Испытав сильное возбуждение от такой неожиданности, Лора сомкнула ноги вокруг его бедер и заглянула ему в глаза. Эйвери закрыл глаза, его лицо ничего не выражало, шея напряглась. Он начал движения, не целуя ее, его руки неподвижно лежали на подушке по обеим сторонам от головы Лоры. Она старалась подстроиться под его ритм, чтобы отдалить наступавшую кульминацию. Вдруг Эйвери застыл, издал низкий стон, навис над ней и резко глубоко вошел в нее. Его лицо исказилось от наслаждения. Лора чувствовала, как Эйвери разрядился внутри нее, и прижалась к нему грудью, пока он лежал на ней.
Трепетавшее тело Лоры покалывало от неудовлетворенного желания, однако ей льстило, что Эйвери так страстно желает ее. Она потерлась щекой о волосы Эйвери, пока тот лежал, прижавшись лицом к ее плечу.
Вдруг Эйвери скатился с нее, встал с постели и надел халат.
– Благодарю, – вежливо сказал он, будто Лора налила ему чашку чая или вышила носовой платок. – Спокойной ночи, Лора.

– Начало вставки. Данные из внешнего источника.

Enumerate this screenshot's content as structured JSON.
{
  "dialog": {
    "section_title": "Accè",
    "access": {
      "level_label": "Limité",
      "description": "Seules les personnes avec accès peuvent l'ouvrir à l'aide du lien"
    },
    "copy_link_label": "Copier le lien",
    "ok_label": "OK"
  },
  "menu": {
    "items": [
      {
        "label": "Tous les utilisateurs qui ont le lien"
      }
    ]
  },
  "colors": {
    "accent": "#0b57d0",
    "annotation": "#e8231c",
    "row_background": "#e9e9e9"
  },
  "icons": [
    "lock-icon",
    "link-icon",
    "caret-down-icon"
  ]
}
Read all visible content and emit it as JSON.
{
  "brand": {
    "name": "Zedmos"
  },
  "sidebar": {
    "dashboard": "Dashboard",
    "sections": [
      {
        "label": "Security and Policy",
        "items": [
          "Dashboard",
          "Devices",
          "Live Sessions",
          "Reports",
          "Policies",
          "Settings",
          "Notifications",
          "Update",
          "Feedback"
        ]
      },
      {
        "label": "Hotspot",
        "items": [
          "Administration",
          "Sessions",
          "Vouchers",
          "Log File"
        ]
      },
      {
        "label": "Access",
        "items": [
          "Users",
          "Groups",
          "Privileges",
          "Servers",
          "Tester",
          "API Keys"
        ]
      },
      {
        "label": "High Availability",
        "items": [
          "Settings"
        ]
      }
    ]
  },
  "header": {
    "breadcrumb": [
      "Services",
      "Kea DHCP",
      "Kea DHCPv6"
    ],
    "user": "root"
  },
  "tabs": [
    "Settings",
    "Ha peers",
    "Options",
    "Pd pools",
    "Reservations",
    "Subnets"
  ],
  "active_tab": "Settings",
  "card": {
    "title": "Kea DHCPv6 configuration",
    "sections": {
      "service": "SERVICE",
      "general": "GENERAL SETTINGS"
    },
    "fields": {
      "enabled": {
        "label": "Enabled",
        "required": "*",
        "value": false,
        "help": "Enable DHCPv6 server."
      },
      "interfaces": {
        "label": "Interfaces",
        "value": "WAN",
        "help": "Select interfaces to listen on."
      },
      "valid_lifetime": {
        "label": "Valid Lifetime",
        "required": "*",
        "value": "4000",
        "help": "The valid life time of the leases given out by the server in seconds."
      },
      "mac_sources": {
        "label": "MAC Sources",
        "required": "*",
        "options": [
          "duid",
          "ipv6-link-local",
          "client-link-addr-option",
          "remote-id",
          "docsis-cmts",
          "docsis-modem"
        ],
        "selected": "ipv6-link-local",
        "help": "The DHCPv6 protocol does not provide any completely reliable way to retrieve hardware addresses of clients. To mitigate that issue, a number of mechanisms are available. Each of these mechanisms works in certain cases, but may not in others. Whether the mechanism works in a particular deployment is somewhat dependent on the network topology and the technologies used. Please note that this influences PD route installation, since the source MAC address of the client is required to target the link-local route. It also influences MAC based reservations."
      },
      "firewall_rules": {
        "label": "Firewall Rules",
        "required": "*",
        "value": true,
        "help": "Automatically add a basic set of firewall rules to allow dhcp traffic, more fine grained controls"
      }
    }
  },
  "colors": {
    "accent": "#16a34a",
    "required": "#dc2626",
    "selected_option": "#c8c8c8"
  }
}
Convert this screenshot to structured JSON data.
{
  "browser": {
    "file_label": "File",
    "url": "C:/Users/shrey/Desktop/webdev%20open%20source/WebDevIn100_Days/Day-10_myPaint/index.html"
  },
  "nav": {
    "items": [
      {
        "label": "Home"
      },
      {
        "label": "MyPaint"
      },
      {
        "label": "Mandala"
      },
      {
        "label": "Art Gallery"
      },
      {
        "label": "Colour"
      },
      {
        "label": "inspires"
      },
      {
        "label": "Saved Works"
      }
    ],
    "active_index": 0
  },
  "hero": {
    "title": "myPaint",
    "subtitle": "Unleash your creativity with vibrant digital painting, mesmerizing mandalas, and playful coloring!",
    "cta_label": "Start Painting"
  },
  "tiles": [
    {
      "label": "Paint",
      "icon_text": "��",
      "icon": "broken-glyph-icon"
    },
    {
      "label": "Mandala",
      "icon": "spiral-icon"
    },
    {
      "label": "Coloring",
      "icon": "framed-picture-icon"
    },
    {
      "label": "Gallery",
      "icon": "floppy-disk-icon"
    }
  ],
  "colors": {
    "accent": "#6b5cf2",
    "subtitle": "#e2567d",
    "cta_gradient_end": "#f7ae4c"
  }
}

Так продолжалось четыре дня и четыре ночи. Эйвери выказывал ей изысканную вежливость перед Алисой и слугами, спрашивал, какие изменения ей хотелось бы внести в обстановку дома. Вечерами он уделял внимание Алисе, вежливо выслушивал рассказ Лоры о том, как она провела день, вел безукоризненную светскую беседу за обедом.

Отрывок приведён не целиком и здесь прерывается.